Fyall (1998), turizmde SK ilkelerinin basitliğinin hem bir güç hem de zayıflık olduğunu, ancak yine de sürdürülebilir turizm kalkınma girişimleri için önemli soruların yanıtlanması gerektiğini iddia etmektedir:

1. Neyin sürdürülebilirliği sağlanmalıdır? 2. Nasıl sağlanmalıdır?

3. Başarı nasıl ölçülmelidir?

Bu sorular genellikle cevapsız kalmaktadır.

Tablo 2.1. Sürdürülebilir turizmin temel ilke ve esasları

1. Turizm planlaması, hem şimdiki hem de gelecek nesillerin gereksinimleri de dahil olmak üzere uzun vadeli fütüristik düşünceler içermelidir.

2. Turizm gelişimi girişimleri, ev sahibi topluluklar ve turistlerin sık sık ziyaret ettiği alanların doğal çevresi için uygun olmalıdır.

3. Ev sahibi topluluklar da dahil olmak üzere tüm paydaşlar, turizmin kalkınma planlaması

ve kalkınmasının kontrolü ile ilgili karar alma süreçlerine katılmalıdır.

4. Tüm kalkınma faaliyetleri turistlerin yanı sıra ev sahibi topluluklara da fayda sağlamalı ve doğal / kültürel varlıkları tüketmemelidir.

5. Turizm gelişimi stratejileri, öncelikleri her seviyede entegre edecek şekilde tasarlanmalıdır.

6. Turizm, baskın bir faktör olarak görülmektense, ekonominin yalnızca bir parçası olarak görülmelidir. Bu nedenle, gelişimi diğer endüstrilerin geliştirilmesi / sürdürülmesi pahasına gerçekleşmemelidir.

7. Paydaşlara, sorumlu, kontrollü ve uygun bir şekilde analiz edilen turizm pazarlaması uygulamalarını teşvik edecek sürdürülebilir turizm gelişimi hakkında bilgi ve farkındalık sağlanmalı ve paydaşlar bu bilgileri turistlere yansıtmalıdır.

8. Turistlerin kaliteli mallar, hizmetler ve deneyimler açısından paralarının karşılığını elde ettiklerinden emin olunmalıdır.

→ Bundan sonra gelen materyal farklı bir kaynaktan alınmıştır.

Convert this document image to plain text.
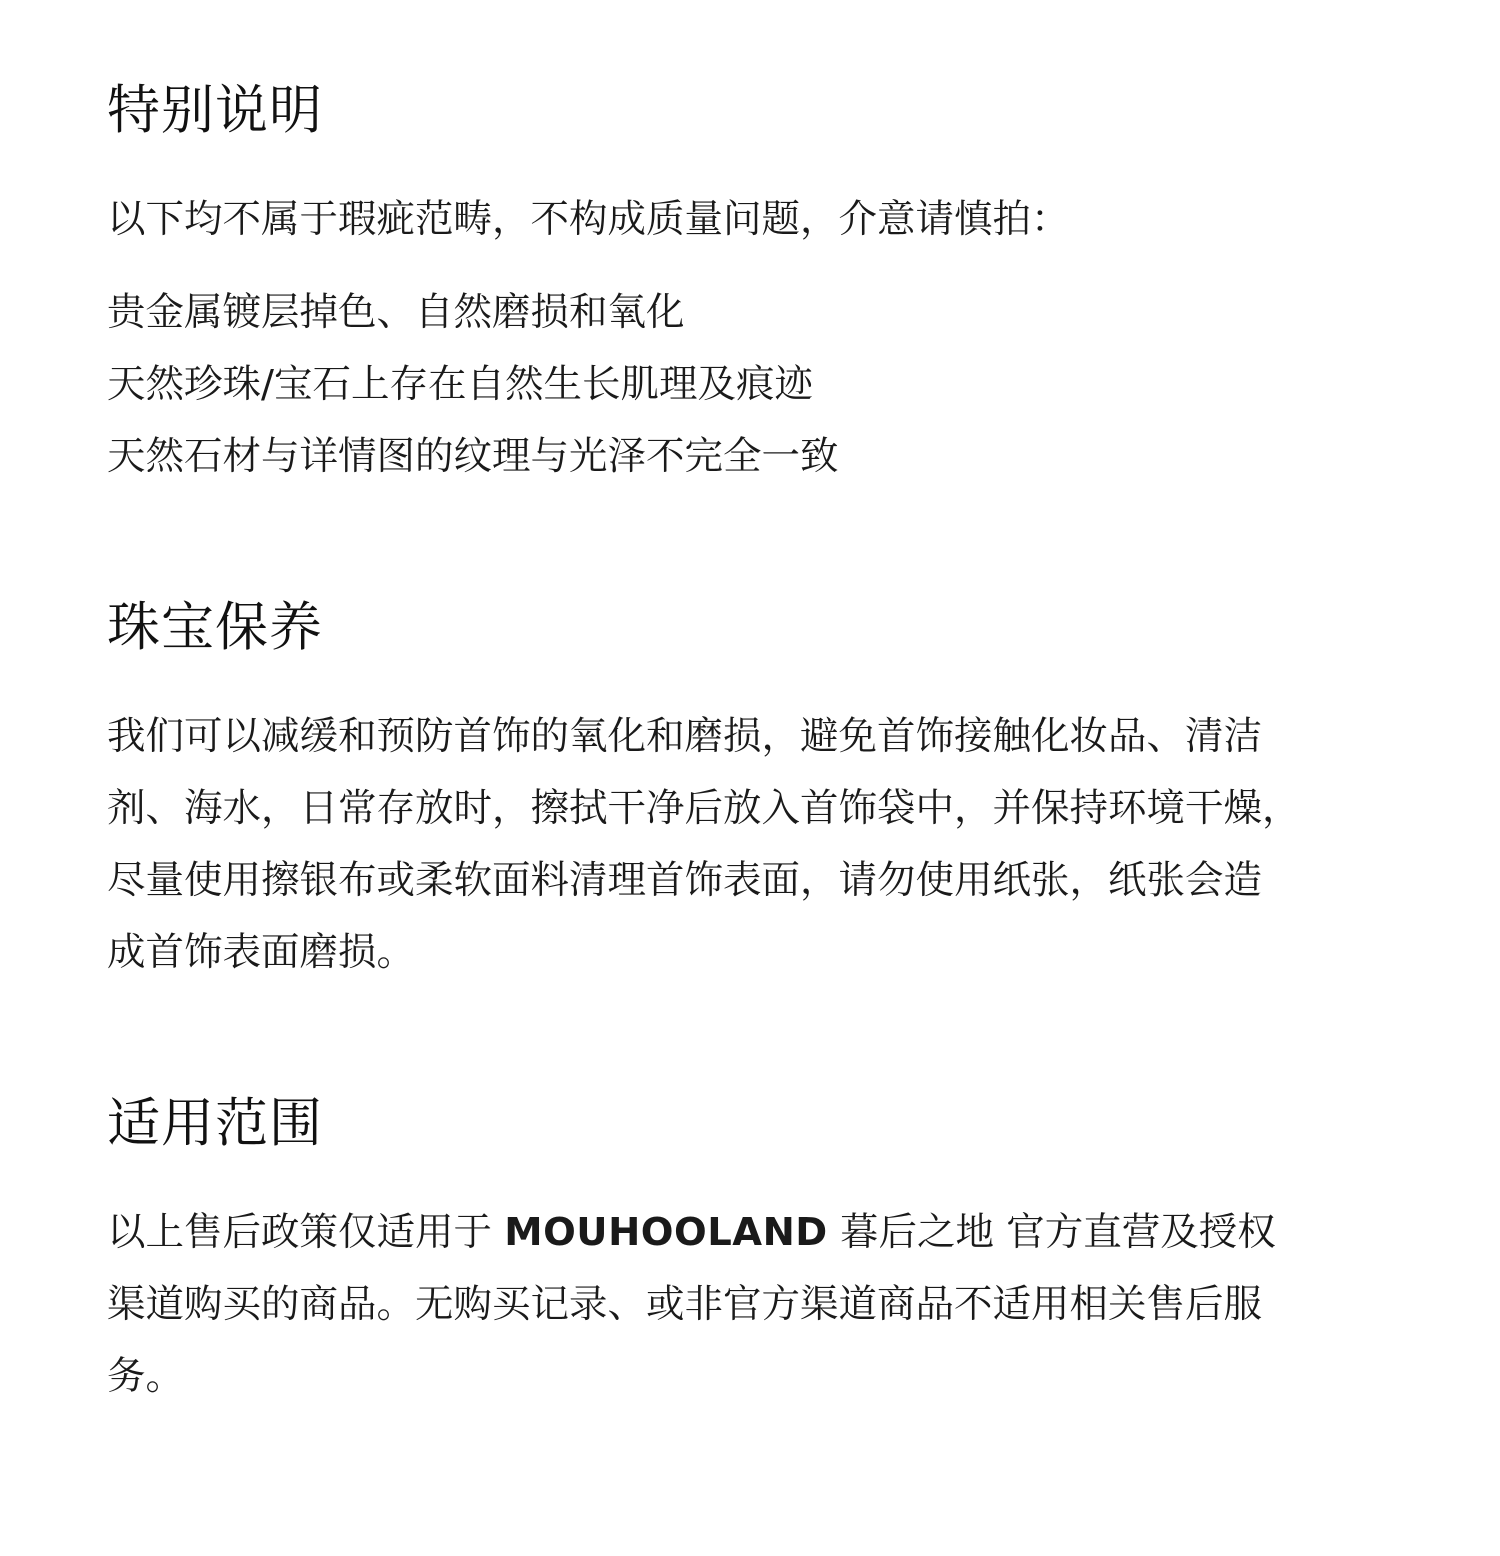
特别说明

以下均不属于瑕疵范畴，不构成质量问题，介意请慎拍：

贵金属镀层掉色、自然磨损和氧化

天然珍珠/宝石上存在自然生长肌理及痕迹

天然石材与详情图的纹理与光泽不完全一致

珠宝保养

我们可以减缓和预防首饰的氧化和磨损，避免首饰接触化妆品、清洁

剂、海水，日常存放时，擦拭干净后放入首饰袋中，并保持环境干燥，

尽量使用擦银布或柔软面料清理首饰表面，请勿使用纸张，纸张会造

成首饰表面磨损。

适用范围

以上售后政策仅适用于 MOUHOOLAND 暮后之地 官方直营及授权

渠道购买的商品。无购买记录、或非官方渠道商品不适用相关售后服

务。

9. Turizm tanıtımı, turistlerin ev sahibi ülke / topluluğun kültürel, geleneksel, çevresel, ekonomik ve siyasi sistemlerine saygılı olmasını sağlayacak şekilde yapılmalıdır.

10. Araştırma ve analizler, sırasıyla konularla ilgilenmek ve fırsatlardan yararlanmak için yönetim ve kalkınma politikalarını planlamak ve uygulamak için düzenli olarak yapılmalıdır.

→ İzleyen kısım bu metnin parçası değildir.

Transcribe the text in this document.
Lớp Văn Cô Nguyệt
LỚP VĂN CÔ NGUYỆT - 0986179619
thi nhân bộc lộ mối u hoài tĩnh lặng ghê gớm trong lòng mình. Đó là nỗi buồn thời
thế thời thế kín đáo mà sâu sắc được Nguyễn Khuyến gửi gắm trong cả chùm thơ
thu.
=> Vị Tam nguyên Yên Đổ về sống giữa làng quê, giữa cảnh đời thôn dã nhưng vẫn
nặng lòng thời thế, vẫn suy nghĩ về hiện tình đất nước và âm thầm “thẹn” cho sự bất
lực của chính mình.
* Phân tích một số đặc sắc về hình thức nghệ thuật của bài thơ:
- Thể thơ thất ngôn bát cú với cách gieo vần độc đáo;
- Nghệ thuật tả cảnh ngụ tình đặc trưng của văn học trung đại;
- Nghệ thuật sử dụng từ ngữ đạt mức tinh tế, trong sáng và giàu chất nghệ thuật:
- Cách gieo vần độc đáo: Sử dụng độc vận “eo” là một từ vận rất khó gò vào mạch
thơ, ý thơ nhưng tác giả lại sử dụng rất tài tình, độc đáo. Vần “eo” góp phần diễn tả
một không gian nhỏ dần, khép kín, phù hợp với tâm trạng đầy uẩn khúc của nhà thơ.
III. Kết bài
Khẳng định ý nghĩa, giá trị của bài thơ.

Kaynak ;EUROPARC, 2001; Sharpley, 2009; UNWTO, 2010.

Her ülkede turizm endüstrisi bir dereceye kadar var olmakta ve popüler turistik yeri olmayan ülkelerde bile belirli ölçüde uluslararası ve yerel turizm mevcuttur. Uluslararası turizm endüstrisi büyük olduğu için, değişim, şekillendirme, yeniden şekillendirme veya paradigmayı değiştirme çok büyük bir olaydır. Küresel turizmin sürdürülebilirlik hedeflerine ulaşılması için sürdürülebilir turizm geliştirme politikalarının yerel, bölgesel ve ulusal seviyelerde yükseltilmesi gerekmektedir. Paydaşların yerel düzeyde hedef belirleme sürecine katılmasına izin verilmelidir, çünkü bu durumda turistik yerlerin korunması için politika oluşturma uygun olacaktır. Bu şekilde, her turistik yerdeki paydaşlar, sürdürülebilir turizm geliştirme süreçlerini

incelemek ve yönlendirmek için kendi politika taslaklarını hazırlayacaklardır. Bu nedenle bağlam ve önemi göz ardı edilmemelidir (Hunter, 1997; Sharpley, 2009).